That cellulite is a normal part of the human condition is entirely true. As is underarm hair, body odour and snaggly teeth. We, in reverse order, have orthodontists, deodorants and razors to deal with those latter – should we or should we not have something to deal with the first?
True, our answer will differ if we’ve something that does actually deal with cellulite rather than an endless series of things that don’t but people can be persuaded to buy. Or at least potentially we might reach a different answer. Our answer about the desirability of coffee enemas or chemotherapy for cancer is, after all, different.
And yet, yet, what’s a cosmetics company supposed to do?
Cosmetics giant Avon USA has apologized for an anti-cellulite product after the ad campaign was accused of “shaming women”. Actor Jameela Jamil had criticized the ad, which features a seated woman in shorts and tank top with the caption “dimples are cute on your face (not on your thighs),” on Saturday afternoon on Twitter. “And yet EVERYONE has dimples on their thighs, I do, you do, and the CLOWNS at @Avon_UK certainly do. Stop shaming women about age, gravity and cellulite. They’re inevitable, completely normal things. To make us fear them and try to ‘fix’ them, is to literally set us up for failure.”
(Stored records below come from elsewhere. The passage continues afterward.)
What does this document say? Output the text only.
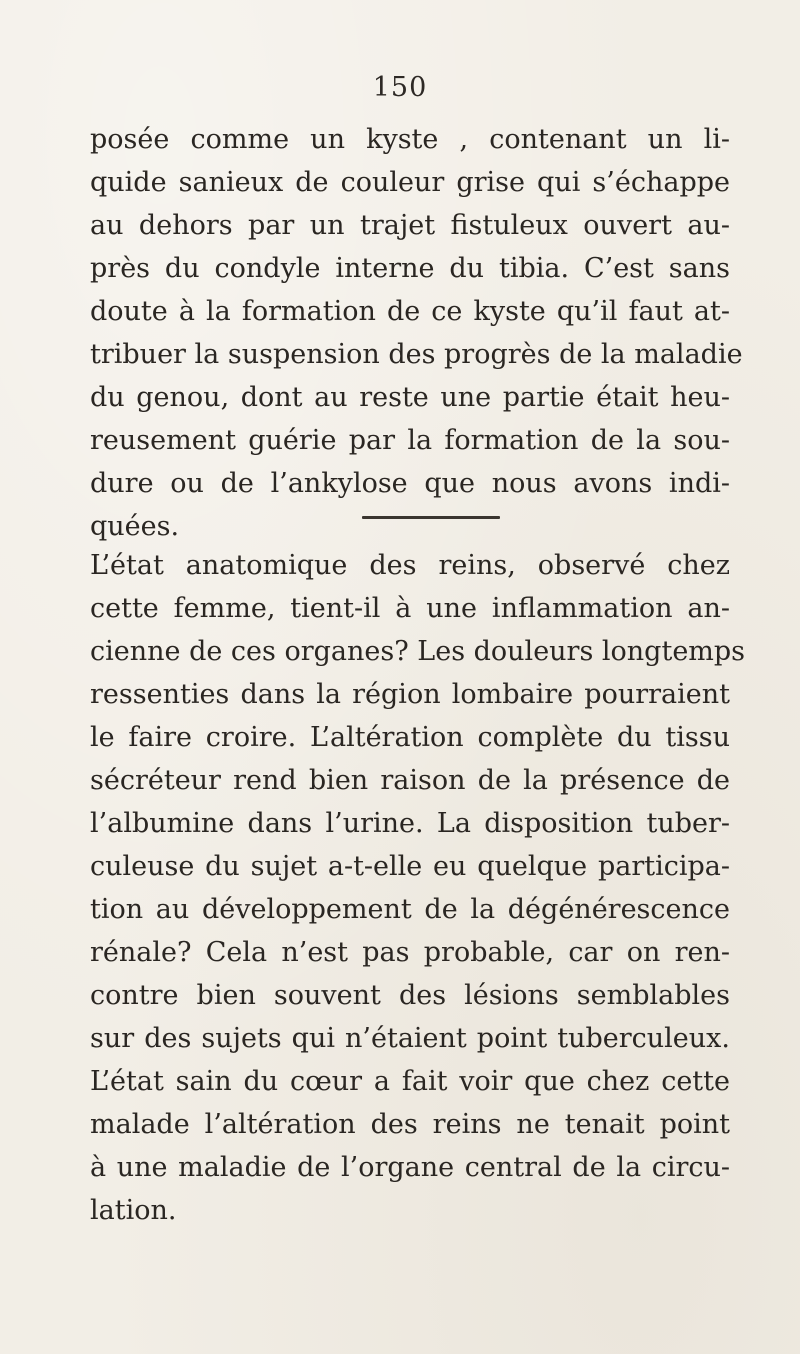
150
posée comme un kyste , contenant un li-
quide sanieux de couleur grise qui s’échappe
au dehors par un trajet fistuleux ouvert au-
près du condyle interne du tibia. C’est sans
doute à la formation de ce kyste qu’il faut at-
tribuer la suspension des progrès de la maladie
du genou, dont au reste une partie était heu-
reusement guérie par la formation de la sou-
dure ou de l’ankylose que nous avons indi-
quées.
L’état anatomique des reins, observé chez
cette femme, tient-il à une inflammation an-
cienne de ces organes? Les douleurs longtemps
ressenties dans la région lombaire pourraient
le faire croire. L’altération complète du tissu
sécréteur rend bien raison de la présence de
l’albumine dans l’urine. La disposition tuber-
culeuse du sujet a-t-elle eu quelque participa-
tion au développement de la dégénérescence
rénale? Cela n’est pas probable, car on ren-
contre bien souvent des lésions semblables
sur des sujets qui n’étaient point tuberculeux.
L’état sain du cœur a fait voir que chez cette
malade l’altération des reins ne tenait point
à une maladie de l’organe central de la circu-
lation.
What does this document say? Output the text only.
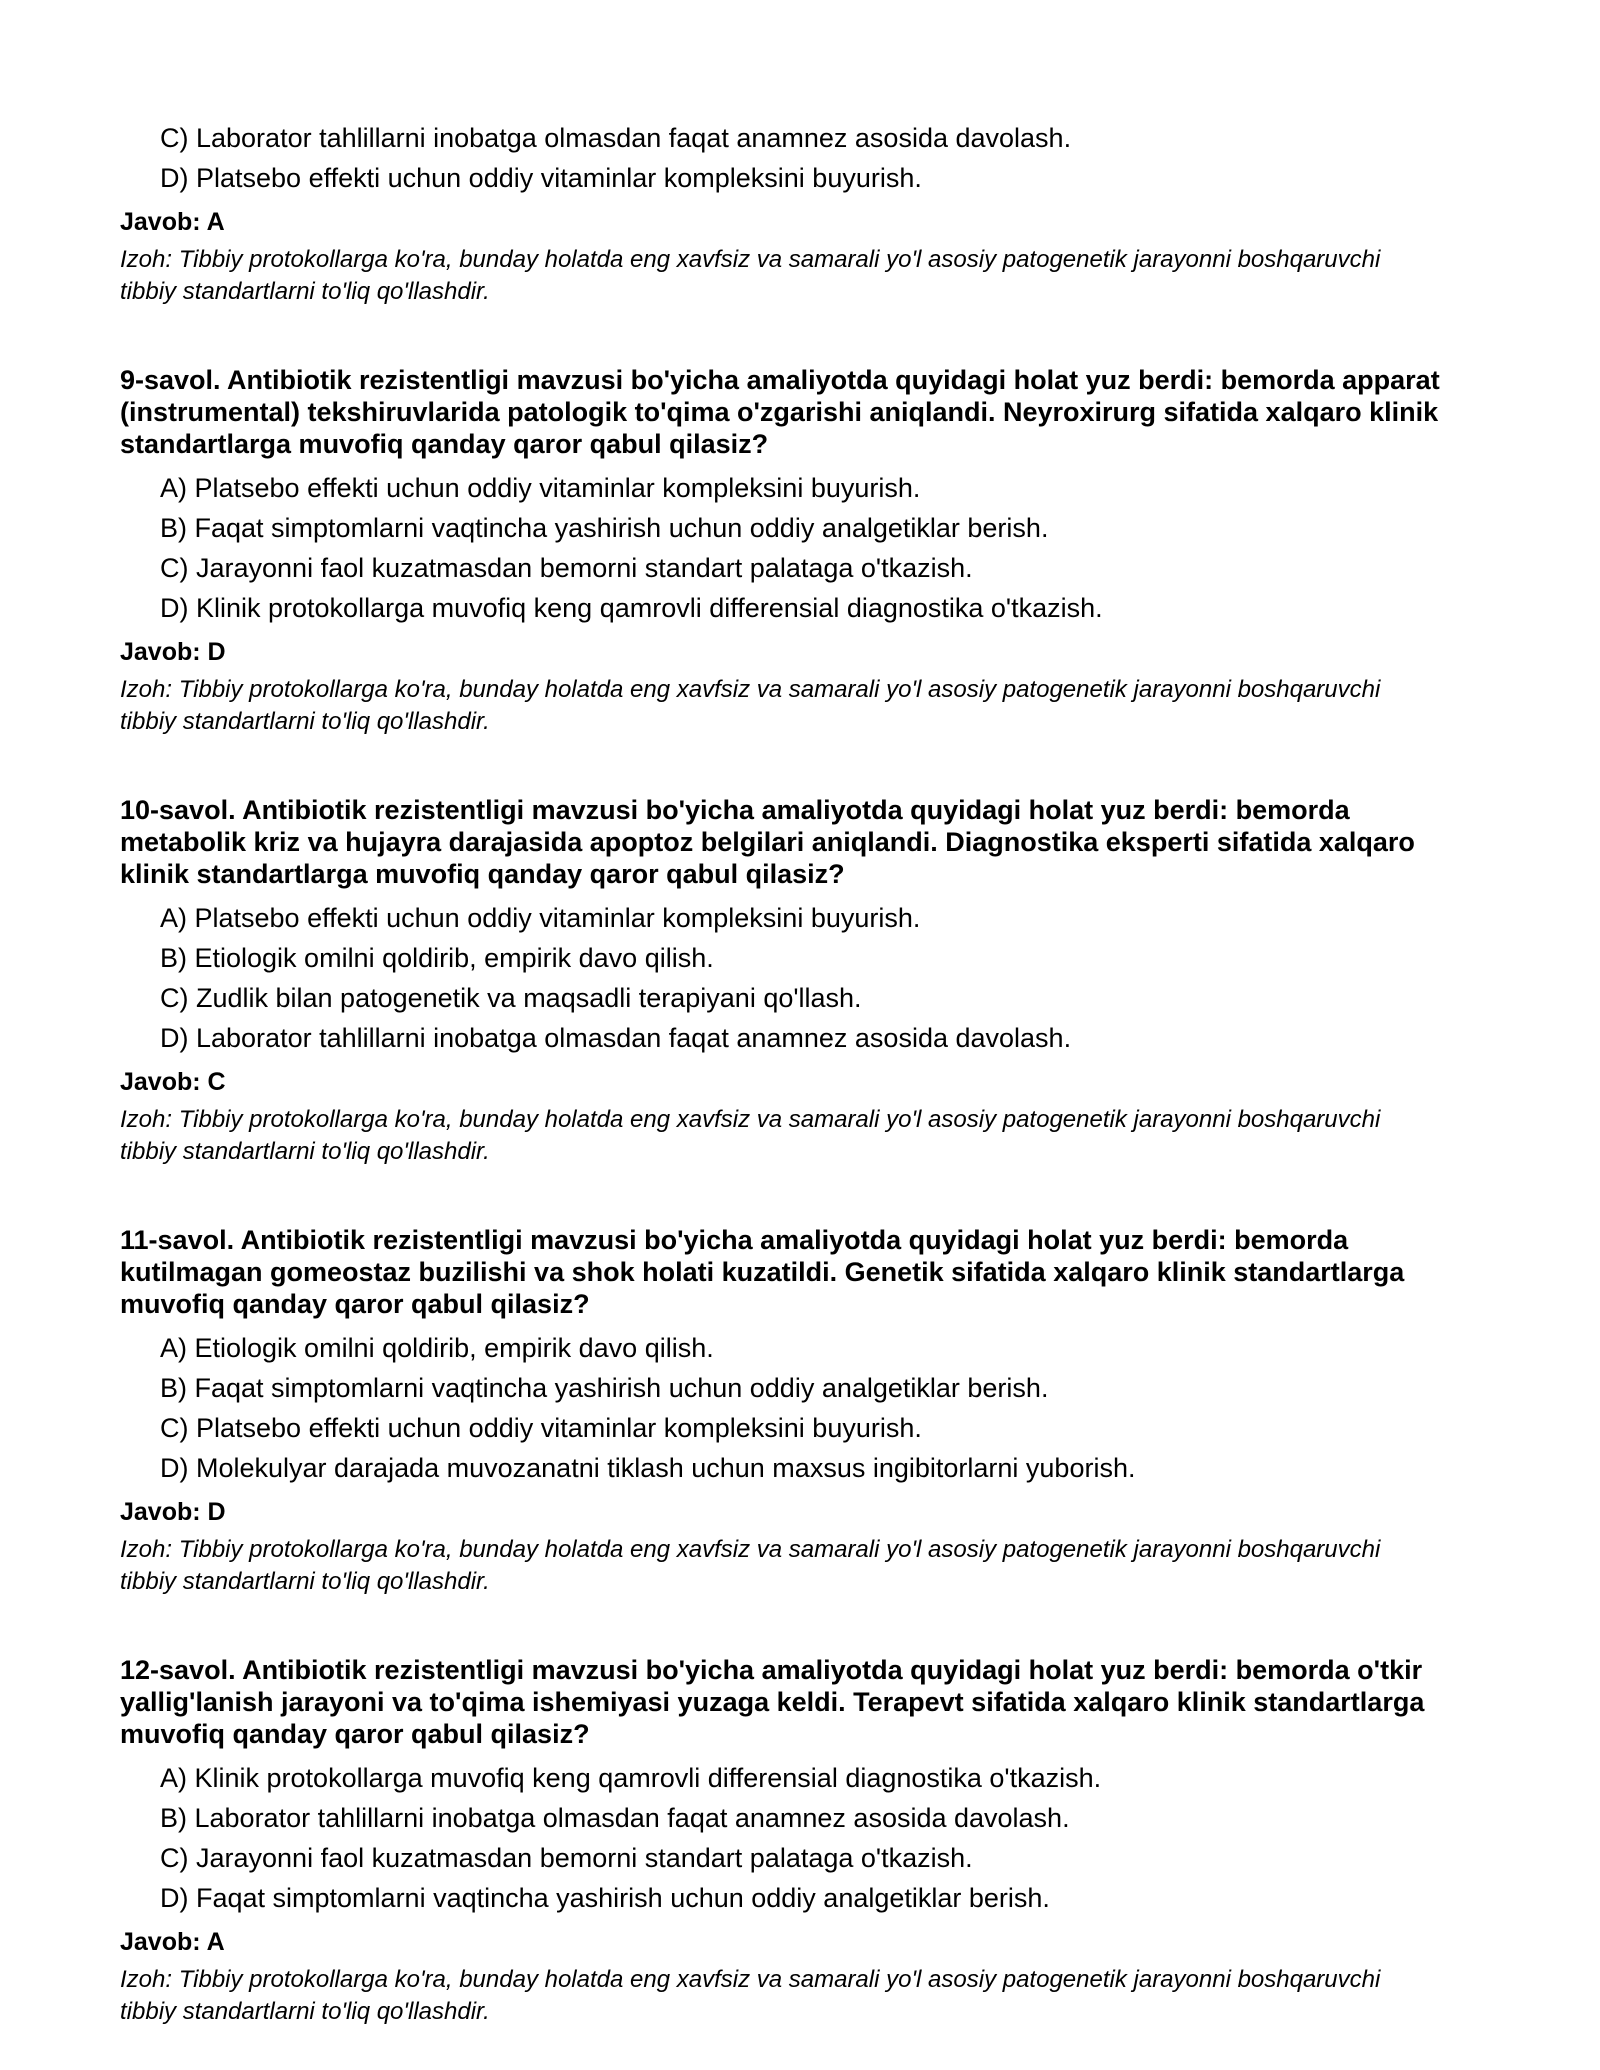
C) Laborator tahlillarni inobatga olmasdan faqat anamnez asosida davolash.
D) Platsebo effekti uchun oddiy vitaminlar kompleksini buyurish.
Javob: A
Izoh: Tibbiy protokollarga ko'ra, bunday holatda eng xavfsiz va samarali yo'l asosiy patogenetik jarayonni boshqaruvchi tibbiy standartlarni to'liq qo'llashdir.
9-savol. Antibiotik rezistentligi mavzusi bo'yicha amaliyotda quyidagi holat yuz berdi: bemorda apparat (instrumental) tekshiruvlarida patologik to'qima o'zgarishi aniqlandi. Neyroxirurg sifatida xalqaro klinik standartlarga muvofiq qanday qaror qabul qilasiz?
A) Platsebo effekti uchun oddiy vitaminlar kompleksini buyurish.
B) Faqat simptomlarni vaqtincha yashirish uchun oddiy analgetiklar berish.
C) Jarayonni faol kuzatmasdan bemorni standart palataga o'tkazish.
D) Klinik protokollarga muvofiq keng qamrovli differensial diagnostika o'tkazish.
Javob: D
Izoh: Tibbiy protokollarga ko'ra, bunday holatda eng xavfsiz va samarali yo'l asosiy patogenetik jarayonni boshqaruvchi tibbiy standartlarni to'liq qo'llashdir.
10-savol. Antibiotik rezistentligi mavzusi bo'yicha amaliyotda quyidagi holat yuz berdi: bemorda metabolik kriz va hujayra darajasida apoptoz belgilari aniqlandi. Diagnostika eksperti sifatida xalqaro klinik standartlarga muvofiq qanday qaror qabul qilasiz?
A) Platsebo effekti uchun oddiy vitaminlar kompleksini buyurish.
B) Etiologik omilni qoldirib, empirik davo qilish.
C) Zudlik bilan patogenetik va maqsadli terapiyani qo'llash.
D) Laborator tahlillarni inobatga olmasdan faqat anamnez asosida davolash.
Javob: C
Izoh: Tibbiy protokollarga ko'ra, bunday holatda eng xavfsiz va samarali yo'l asosiy patogenetik jarayonni boshqaruvchi tibbiy standartlarni to'liq qo'llashdir.
11-savol. Antibiotik rezistentligi mavzusi bo'yicha amaliyotda quyidagi holat yuz berdi: bemorda kutilmagan gomeostaz buzilishi va shok holati kuzatildi. Genetik sifatida xalqaro klinik standartlarga muvofiq qanday qaror qabul qilasiz?
A) Etiologik omilni qoldirib, empirik davo qilish.
B) Faqat simptomlarni vaqtincha yashirish uchun oddiy analgetiklar berish.
C) Platsebo effekti uchun oddiy vitaminlar kompleksini buyurish.
D) Molekulyar darajada muvozanatni tiklash uchun maxsus ingibitorlarni yuborish.
Javob: D
Izoh: Tibbiy protokollarga ko'ra, bunday holatda eng xavfsiz va samarali yo'l asosiy patogenetik jarayonni boshqaruvchi tibbiy standartlarni to'liq qo'llashdir.
12-savol. Antibiotik rezistentligi mavzusi bo'yicha amaliyotda quyidagi holat yuz berdi: bemorda o'tkir yallig'lanish jarayoni va to'qima ishemiyasi yuzaga keldi. Terapevt sifatida xalqaro klinik standartlarga muvofiq qanday qaror qabul qilasiz?
A) Klinik protokollarga muvofiq keng qamrovli differensial diagnostika o'tkazish.
B) Laborator tahlillarni inobatga olmasdan faqat anamnez asosida davolash.
C) Jarayonni faol kuzatmasdan bemorni standart palataga o'tkazish.
D) Faqat simptomlarni vaqtincha yashirish uchun oddiy analgetiklar berish.
Javob: A
Izoh: Tibbiy protokollarga ko'ra, bunday holatda eng xavfsiz va samarali yo'l asosiy patogenetik jarayonni boshqaruvchi tibbiy standartlarni to'liq qo'llashdir.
Sure, cellulite is normal. Some number of women who have it desire not to. Creams and potions to get rid of it exist at some unknown but not high level of effectiveness. Even an ineffective remedy though, there’s still that potential pleasure at trying to do something about it – akin to the lottery argument, sure, people lose money but there’s the pleasure of thinking you might win.
So, given all of this what is Avon supposed to do? Not sell anti-cellulite cream? Sell it but not advertise it? The way we tell people off for advertising razors? Or dentistry?